Prices Are Dropping as Investors Sell Private Equity Stakes at a Record Pace
The value of PE secondaries reached $57 billion in the first half of 2022, breaking the previous first-half record hit a year ago.
The private equity secondary market is booming as investors recalibrate their portfolios.
The value of PE secondary transactions reached $57 billion in the first half of 2022, breaking the previous first-half record of $48 billion in 2021, according to the latest global secondary market report by Jefferies. The firm estimated that total PE secondary transaction volume will surpass $120 billion by the end of the year.
The value of activity by just limited partners grew to $33 billion in the first half of 2022, up 74 percent from the same period last year. Part of the reason that investors have been selling their stakes is that they have ended up being over-allocated to private equity as the value of their public stocks has fallen, according to the Jefferies report.
The rise in selling has led to a decline in secondary pricing. According to Jefferies, the average winning bid of secondary private equity stakes was 86 percent of net asset value in the first half of 2022, down by 6 percent from 2021. The drop in NAVs is a change from the persistently high secondary prices seen last year, despite an increase in selling, which was listed as a top concern of investors in an April survey conducted by Eaton Partners.
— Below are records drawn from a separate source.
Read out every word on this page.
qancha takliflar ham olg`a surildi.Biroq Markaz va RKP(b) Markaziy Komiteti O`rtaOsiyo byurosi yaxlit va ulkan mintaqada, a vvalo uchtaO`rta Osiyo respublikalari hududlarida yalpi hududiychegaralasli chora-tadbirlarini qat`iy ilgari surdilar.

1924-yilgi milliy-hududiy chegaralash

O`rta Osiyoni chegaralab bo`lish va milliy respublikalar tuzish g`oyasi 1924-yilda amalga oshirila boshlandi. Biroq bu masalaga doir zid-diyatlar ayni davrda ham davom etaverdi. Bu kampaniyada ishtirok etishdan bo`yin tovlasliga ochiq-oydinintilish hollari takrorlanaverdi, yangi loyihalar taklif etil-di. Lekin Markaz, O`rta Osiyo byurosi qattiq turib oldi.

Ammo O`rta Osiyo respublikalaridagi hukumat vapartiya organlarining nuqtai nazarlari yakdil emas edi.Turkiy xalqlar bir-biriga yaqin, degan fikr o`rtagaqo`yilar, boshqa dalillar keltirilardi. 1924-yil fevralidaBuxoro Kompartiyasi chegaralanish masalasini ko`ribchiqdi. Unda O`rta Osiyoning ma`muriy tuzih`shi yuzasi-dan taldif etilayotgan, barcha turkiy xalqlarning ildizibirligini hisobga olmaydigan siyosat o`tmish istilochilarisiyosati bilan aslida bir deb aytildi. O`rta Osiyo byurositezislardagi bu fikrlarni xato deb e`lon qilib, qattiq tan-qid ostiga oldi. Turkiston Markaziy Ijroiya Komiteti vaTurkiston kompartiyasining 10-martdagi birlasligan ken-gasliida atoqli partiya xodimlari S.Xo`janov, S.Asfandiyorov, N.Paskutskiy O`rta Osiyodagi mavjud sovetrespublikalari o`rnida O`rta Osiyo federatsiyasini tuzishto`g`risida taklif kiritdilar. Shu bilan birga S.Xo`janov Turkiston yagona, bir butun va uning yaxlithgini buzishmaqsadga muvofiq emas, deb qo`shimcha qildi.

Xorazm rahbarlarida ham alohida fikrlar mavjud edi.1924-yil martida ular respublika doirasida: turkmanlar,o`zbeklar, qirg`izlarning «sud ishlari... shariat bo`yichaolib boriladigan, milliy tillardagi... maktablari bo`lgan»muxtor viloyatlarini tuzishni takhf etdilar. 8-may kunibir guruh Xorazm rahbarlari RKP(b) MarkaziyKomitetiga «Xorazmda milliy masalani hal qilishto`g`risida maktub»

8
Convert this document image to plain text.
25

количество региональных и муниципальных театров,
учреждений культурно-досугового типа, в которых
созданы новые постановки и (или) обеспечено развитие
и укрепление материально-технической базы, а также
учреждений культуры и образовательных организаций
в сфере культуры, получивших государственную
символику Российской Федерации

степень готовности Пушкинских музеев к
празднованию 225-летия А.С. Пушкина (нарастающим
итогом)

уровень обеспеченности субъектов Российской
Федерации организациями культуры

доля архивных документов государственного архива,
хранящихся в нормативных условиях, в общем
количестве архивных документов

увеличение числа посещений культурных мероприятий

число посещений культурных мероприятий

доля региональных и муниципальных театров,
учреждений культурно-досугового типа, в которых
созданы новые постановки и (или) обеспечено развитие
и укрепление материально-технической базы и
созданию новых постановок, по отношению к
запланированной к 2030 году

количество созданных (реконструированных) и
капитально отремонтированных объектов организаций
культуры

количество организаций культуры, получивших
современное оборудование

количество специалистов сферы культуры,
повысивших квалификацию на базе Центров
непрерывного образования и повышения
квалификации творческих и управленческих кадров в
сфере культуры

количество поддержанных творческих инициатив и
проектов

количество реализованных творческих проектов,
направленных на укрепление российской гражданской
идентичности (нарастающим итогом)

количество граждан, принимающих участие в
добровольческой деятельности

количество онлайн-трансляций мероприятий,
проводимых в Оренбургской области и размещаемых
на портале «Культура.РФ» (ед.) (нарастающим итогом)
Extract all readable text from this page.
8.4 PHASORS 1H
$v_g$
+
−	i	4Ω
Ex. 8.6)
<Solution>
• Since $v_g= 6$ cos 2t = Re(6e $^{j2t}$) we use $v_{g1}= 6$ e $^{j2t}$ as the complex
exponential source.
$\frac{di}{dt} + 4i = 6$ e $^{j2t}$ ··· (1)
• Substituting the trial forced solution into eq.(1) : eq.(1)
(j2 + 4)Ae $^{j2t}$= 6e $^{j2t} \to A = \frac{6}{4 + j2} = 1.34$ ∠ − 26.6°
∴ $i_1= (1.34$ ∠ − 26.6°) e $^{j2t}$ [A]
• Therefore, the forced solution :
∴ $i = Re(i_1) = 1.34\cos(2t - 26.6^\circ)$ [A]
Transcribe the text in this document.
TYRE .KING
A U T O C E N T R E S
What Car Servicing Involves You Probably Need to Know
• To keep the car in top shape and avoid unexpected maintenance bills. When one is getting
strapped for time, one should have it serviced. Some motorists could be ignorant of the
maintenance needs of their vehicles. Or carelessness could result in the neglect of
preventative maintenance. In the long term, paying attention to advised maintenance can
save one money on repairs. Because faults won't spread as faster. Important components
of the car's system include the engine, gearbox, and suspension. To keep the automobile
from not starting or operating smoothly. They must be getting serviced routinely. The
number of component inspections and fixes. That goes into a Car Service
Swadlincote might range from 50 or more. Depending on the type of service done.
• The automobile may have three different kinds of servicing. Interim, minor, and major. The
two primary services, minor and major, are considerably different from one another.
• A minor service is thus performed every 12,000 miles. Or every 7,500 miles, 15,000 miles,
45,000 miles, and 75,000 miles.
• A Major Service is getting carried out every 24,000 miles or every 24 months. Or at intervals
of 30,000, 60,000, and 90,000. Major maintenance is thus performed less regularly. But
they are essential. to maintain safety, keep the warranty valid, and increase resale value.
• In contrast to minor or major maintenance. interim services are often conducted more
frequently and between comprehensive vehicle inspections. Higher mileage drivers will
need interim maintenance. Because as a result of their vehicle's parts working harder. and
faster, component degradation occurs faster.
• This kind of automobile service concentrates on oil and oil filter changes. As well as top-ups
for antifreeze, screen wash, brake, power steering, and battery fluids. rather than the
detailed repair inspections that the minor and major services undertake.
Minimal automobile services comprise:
“Public markets declined meaningfully in 2022 year-to-date, but for the most part you haven’t actually seen write-downs in private portfolios,” said Andy Nick, managing director at Jefferies’ private capital advisory team. He added that there is a time lag in the valuation of private assets. When the lower second quarter NAVs come out, better reflecting public markets, he said, the pressure on investors to sell might be alleviated somewhat.
The GP-led secondary market has been robust, too. General partners made up 42 percent of total secondary transaction value, according to the Jefferies report. GP-led deals have been heavily concentrated on single-asset continuation funds, which represent about 60 percent of total continuation fund value, according to Jefferies. Since early 2020, investors have grown more comfortable with single-asset deals because it was easier to conduct due diligence on individual companies during the pandemic.
But diversification still matters. “We do think the market will continue to see a lot of single-asset deals, but maybe with a little bit more balance toward multi-asset continuation fund deals, as well,” Nick said. Besides the impact of the pandemic, investors today are also concerned about the looming recession, persistent inflation, rising interest rates, and geopolitical tensions. “You just have buyers [who are] more cautious, [who are trying to] make sure that they’re not catching a falling knife [with] any companies that might be extremely impacted by everything that’s going on in the world today,” Nick said.